As a national security correspondent for Newsweek, reporter Jeffrey Stein knows he can’t see classified US government documents and doesn’t want to. He is, however, interested in how some of US president Donald Trump’s closest advisors—including Steve Bannon, Rex Tillerson, and Trump’s own family members—got the necessary clearances to begin receiving security briefings, despite allegations and connections that he argues should have raised red flags in the reviewing process.
On Jan. 31, Stein sued multiple agencies of the federal government demanding to know the process used to vet and approve 15 of Trump’s picks. Stein argues, for example, that three of Trump’s children and Tillerson, the new US secretary of state, have had extensive business ties to foreign nations that normally would raise clearance alarms.
He argues that Bannon, the White House senior strategist who will sit on the National Security Council, was criminally charged with domestic violence and has ties to white supremacist organizations, two strikes that would have made him an unlikely candidate for the highest levels of clearance. (Politico reported in August that Bannon, a former banker and Breitbart News executive, was charged with abuse by his now-ex-wife in 1996, and the police report noted red marks on her neck, but she didn’t show up in court and the case was dropped.)
Based on statements made by intelligence officers in the press in May expressing doubt about the Trump team’s suitability for clearance, Stein filed Freedom of Information Act requests asking about the clearance process its members were undergoing. The requests were denied. His lawsuit, reported by Courthouse News, seeks “all records, including emails, about any steps taken to investigate or authorize (or discussions about potentially investigating or authorizing) [15 individuals] for access to classified information.”
“Each of these individuals had been announced or were rumored to be under consideration for positions which would require security clearances, and each individual had publicly-known adverse information in his/her background which would normally preclude the granting of a security clearance if the NSC Adjudicative Guidelines were followed,” the complaint alleges.
White House national security clearance guidelines provide 13 different reasons—each subdivided into smaller categories—why a person may not pass, based on ties and activities at home and abroad. Decisions regarding eligibility to receive classified information “take into account factors that could cause a conflict of interest and place a person in the position of having to choose between his or her commitment to the United States” and “take into account a person’s reliability, trustworthiness and ability to protect classified information.”

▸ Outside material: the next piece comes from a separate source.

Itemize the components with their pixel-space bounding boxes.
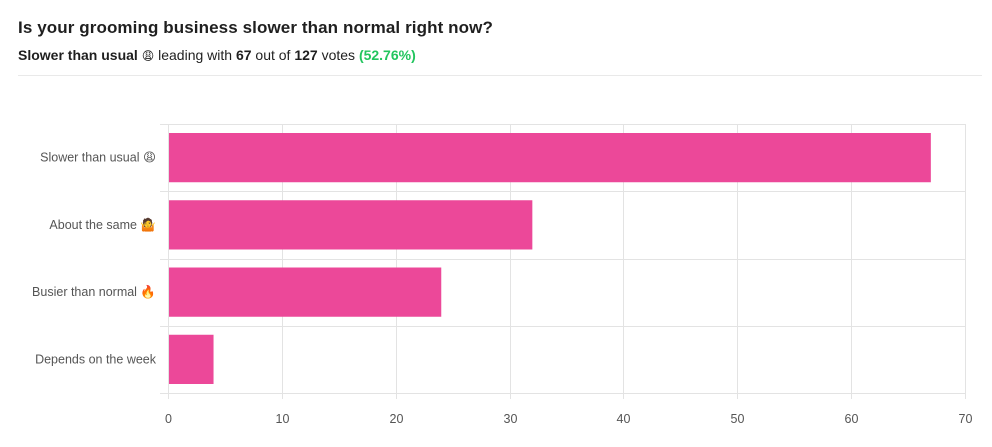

The process is meant to examine the “whole person,” the guidelines explain. They state, “When a person’s life history shows evidence of unreliability or untrustworthiness, questions arise whether the person can be relied on and trusted to exercise the responsibility necessary for working in a secure environment where protecting classified information is paramount.”

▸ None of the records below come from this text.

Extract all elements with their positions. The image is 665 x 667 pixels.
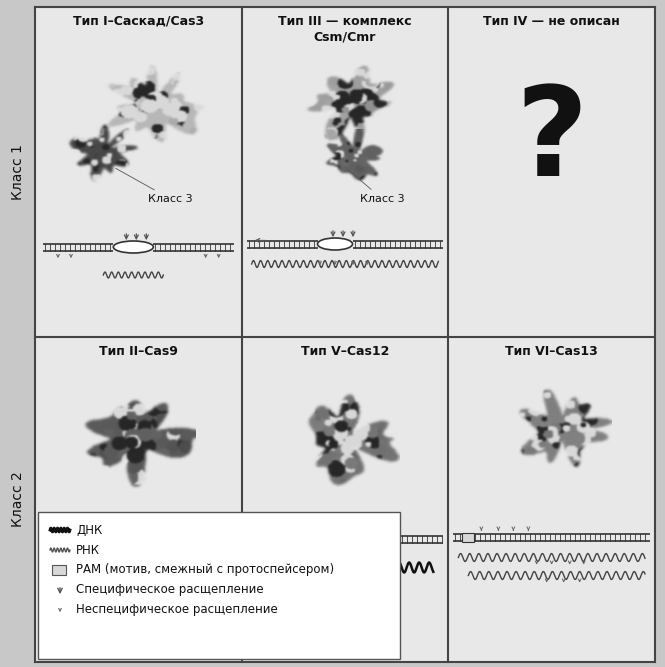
Bar bbox=[253, 535, 265, 544]
Text: Тип I–Cаскад/Cas3: Тип I–Cаскад/Cas3 bbox=[72, 15, 204, 28]
Text: РНК: РНК bbox=[76, 544, 100, 556]
Text: Тип IV — не описан: Тип IV — не описан bbox=[483, 15, 620, 28]
Text: Класс 3: Класс 3 bbox=[116, 168, 193, 204]
Ellipse shape bbox=[317, 238, 352, 250]
Bar bbox=[462, 533, 474, 542]
Text: ?: ? bbox=[515, 81, 588, 203]
Bar bbox=[164, 535, 176, 544]
Text: РАМ (мотив, смежный с протоспейсером): РАМ (мотив, смежный с протоспейсером) bbox=[76, 564, 334, 576]
Text: Неспецифическое расщепление: Неспецифическое расщепление bbox=[76, 604, 278, 616]
Text: Класс 1: Класс 1 bbox=[11, 144, 25, 200]
Text: ДНК: ДНК bbox=[76, 524, 102, 536]
Text: Класс 3: Класс 3 bbox=[347, 169, 404, 204]
Ellipse shape bbox=[113, 241, 154, 253]
Ellipse shape bbox=[330, 534, 370, 546]
Text: Тип III — комплекс
Csm/Cmr: Тип III — комплекс Csm/Cmr bbox=[278, 15, 412, 44]
Text: Класс 2: Класс 2 bbox=[11, 472, 25, 528]
Text: Тип II–Cas9: Тип II–Cas9 bbox=[99, 345, 178, 358]
Bar bbox=[52, 565, 66, 575]
Ellipse shape bbox=[124, 534, 162, 546]
Text: Тип V–Cas12: Тип V–Cas12 bbox=[301, 345, 389, 358]
Text: Тип VI–Cas13: Тип VI–Cas13 bbox=[505, 345, 598, 358]
Text: Специфическое расщепление: Специфическое расщепление bbox=[76, 584, 263, 596]
Bar bbox=[38, 512, 400, 659]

In evaluating the relevance of an individual’s conduct, clearance adjudicators consider various factors, including the nature, extent, and seriousness of the conduct, circumstances, frequency and recency, age and maturity, voluntariness in participation, evidence of rehabilitation, motivation for the conduct, and “the potential for pressure, coercion, exploitation, or duress; and the likelihood of continuation or recurrence.”
Stein argues in his suit that Trump’s picks have stains that aren’t easy to explain away, based on the guidelines.
The complaint notes, for example, that former Hewlett-Packard executive Carly Fiorina, who is currently under consideration for director of National Intelligence, was CEO when Hewlett-Packard products were sold to Iran through a Dubai subsidiary in violation of a federal trade ban with the nation, a story first reported by The Boston Globe in 2008.
Similarly, Stein points to Trump’s Defense secretary, James Mattis. According to the complaint, he “sits on the board of directors of Theranos, which is currently under federal criminal investigation.” (In fact, Mattis has resigned the board seat, but he was on the board when the troubled blood-testing startup ran afoul of US regulators.)
Stein argues in his suit that he demonstrated an urgent need for “a person primarily engaged in disseminating information”—that person being himself—to inform the public about discussions regarding classified briefings for Trump.
White House press representatives declined to immediately comment on the lawsuit.